Slowly we made our way around the room. In addition to the shell ceramics, there were a few large pieces resembling tree stumps that she had carved out of wood, very detailed. She explained which was which, the American beech with the smoothest bark, the oak furrowed with dark rings, the white pine patchy and scaly with broader rings reflecting its quick growth. The roots spread out across the floor like the tentacles of octopi. I liked them very much. I wandered among them, asking questions, touching, comparing. The longer I looked, the more human they seemed: the apple with a kind of maternal grace, the several oaks dark and handsome like the heroes of romance novels. I asked her how long she had been making them.

Her mouth pursed and her forehead furrowed (like an oak!), making her look older. “This is my memorial series,” she said. “The lady who owned the land behind me died last year. Her sons sold it to a developer—five acres of mostly woods. They cut down the trees to build one of those places, you know. Oak Farms or Pine Estates or Cherry Tree Bower.”

I said it must be a hazard of living on the Cape.

Her golden eyes glowed angrily. “I took pictures,” she said. “I documented it! And I worked from those. These are portraits of corpses.”

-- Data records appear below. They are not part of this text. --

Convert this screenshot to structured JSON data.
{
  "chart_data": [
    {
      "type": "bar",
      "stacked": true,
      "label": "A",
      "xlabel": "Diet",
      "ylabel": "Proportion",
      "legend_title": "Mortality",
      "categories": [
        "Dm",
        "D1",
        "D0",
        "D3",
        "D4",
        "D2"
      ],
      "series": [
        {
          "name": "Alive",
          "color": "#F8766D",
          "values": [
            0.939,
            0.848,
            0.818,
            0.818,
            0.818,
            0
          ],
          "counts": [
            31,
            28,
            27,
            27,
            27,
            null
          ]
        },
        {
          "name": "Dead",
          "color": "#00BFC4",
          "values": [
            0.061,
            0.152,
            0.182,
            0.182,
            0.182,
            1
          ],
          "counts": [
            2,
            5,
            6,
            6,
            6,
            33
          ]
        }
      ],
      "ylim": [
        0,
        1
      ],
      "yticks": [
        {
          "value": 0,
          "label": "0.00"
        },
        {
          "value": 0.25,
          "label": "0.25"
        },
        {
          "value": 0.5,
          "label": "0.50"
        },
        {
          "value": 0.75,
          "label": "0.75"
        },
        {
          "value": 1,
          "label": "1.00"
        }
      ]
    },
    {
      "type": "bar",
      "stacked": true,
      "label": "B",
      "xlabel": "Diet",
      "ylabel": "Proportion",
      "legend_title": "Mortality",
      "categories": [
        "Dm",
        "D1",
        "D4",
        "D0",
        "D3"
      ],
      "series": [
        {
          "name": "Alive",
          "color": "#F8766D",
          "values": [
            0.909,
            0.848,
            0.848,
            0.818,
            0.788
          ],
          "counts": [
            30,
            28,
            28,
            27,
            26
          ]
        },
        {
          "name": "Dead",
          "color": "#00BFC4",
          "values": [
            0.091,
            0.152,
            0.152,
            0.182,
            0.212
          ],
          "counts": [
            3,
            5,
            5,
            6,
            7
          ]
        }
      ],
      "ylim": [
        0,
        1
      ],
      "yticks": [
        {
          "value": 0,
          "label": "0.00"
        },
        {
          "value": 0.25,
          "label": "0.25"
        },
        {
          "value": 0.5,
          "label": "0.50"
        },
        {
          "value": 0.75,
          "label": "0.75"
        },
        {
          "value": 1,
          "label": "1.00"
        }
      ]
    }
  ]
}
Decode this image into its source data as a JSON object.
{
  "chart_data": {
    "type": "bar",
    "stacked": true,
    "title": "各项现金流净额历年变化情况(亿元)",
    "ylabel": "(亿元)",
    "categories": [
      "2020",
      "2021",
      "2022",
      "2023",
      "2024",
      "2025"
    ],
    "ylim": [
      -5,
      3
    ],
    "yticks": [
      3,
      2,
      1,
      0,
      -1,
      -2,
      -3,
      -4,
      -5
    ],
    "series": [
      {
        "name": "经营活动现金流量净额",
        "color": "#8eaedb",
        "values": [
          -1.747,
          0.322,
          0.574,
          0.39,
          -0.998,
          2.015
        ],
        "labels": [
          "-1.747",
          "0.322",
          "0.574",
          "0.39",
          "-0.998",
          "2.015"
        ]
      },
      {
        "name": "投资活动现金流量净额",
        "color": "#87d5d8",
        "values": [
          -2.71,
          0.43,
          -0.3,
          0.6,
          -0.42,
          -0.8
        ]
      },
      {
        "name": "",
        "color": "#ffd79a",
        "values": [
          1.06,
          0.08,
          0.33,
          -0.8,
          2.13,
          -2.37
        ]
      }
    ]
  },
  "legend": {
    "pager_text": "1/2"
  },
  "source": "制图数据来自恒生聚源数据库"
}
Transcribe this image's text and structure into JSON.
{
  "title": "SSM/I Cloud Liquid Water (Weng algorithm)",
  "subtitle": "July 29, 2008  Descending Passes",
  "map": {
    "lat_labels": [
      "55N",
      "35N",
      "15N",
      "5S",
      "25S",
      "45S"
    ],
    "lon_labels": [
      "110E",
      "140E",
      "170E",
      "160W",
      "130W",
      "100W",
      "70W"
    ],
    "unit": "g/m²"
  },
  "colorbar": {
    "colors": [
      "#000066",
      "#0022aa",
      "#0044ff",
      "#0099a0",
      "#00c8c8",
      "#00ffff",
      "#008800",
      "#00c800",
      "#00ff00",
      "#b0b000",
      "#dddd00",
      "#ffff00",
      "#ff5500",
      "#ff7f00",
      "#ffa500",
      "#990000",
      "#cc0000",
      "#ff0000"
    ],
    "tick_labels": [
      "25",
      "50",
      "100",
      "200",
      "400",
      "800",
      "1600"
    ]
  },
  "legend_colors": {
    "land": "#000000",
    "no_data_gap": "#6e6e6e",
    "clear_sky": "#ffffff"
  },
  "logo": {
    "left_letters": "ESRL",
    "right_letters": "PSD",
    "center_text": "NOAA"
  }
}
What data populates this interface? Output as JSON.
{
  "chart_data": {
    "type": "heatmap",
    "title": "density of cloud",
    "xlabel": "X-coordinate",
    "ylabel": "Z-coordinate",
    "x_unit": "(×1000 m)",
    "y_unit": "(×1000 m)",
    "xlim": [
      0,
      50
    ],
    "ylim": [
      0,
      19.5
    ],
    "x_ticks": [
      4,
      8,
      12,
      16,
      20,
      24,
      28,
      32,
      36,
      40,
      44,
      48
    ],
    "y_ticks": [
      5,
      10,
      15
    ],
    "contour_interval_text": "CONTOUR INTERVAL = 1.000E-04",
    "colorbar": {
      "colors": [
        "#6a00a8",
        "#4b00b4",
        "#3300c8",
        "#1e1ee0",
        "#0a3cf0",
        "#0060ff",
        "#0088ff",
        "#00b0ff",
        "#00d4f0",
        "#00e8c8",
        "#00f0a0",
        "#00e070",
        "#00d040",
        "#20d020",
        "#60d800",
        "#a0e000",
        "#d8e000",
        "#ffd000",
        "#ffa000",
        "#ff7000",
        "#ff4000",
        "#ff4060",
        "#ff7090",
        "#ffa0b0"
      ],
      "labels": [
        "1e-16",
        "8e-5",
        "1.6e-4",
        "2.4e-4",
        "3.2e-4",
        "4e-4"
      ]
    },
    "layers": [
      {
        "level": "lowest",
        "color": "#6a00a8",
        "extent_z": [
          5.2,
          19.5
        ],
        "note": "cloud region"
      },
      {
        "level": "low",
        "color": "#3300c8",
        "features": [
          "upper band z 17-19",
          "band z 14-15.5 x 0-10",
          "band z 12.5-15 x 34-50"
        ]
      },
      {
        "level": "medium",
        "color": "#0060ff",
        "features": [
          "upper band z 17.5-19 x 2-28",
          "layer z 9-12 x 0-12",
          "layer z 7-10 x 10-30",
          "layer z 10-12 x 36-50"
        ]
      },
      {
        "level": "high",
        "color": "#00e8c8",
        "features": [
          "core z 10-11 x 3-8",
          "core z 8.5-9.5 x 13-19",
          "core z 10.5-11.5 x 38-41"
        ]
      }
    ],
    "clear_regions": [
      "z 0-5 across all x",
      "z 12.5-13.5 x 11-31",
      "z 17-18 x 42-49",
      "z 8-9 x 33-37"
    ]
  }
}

I looked at the wood pieces again, seeing more clearly their penumbral, desolate quality, dark smears and stains where the sap had been spilled—very different from the shells that pulsed with gossamer being—and what came into my mind was Morgan McManus. His photographs of exploded human bodies. His candy-colored viscera and dismembered limbs. What was the essential difference between them, the narrow but profound crevasse that made me like the one and reject the other? Was it that the subject of one was human and the other wasn’t? That one was beautiful—aspired to beauty—and the other wasn’t, and didn’t? Did it have to do with the impulse of the artist?

But how could one ever pin down impulse, really? And how hopelessly outmoded even to try. “Have you shown these pieces?” I asked.

“I wouldn’t show them,” she said feelingly. “That would be like exhibiting the dead.”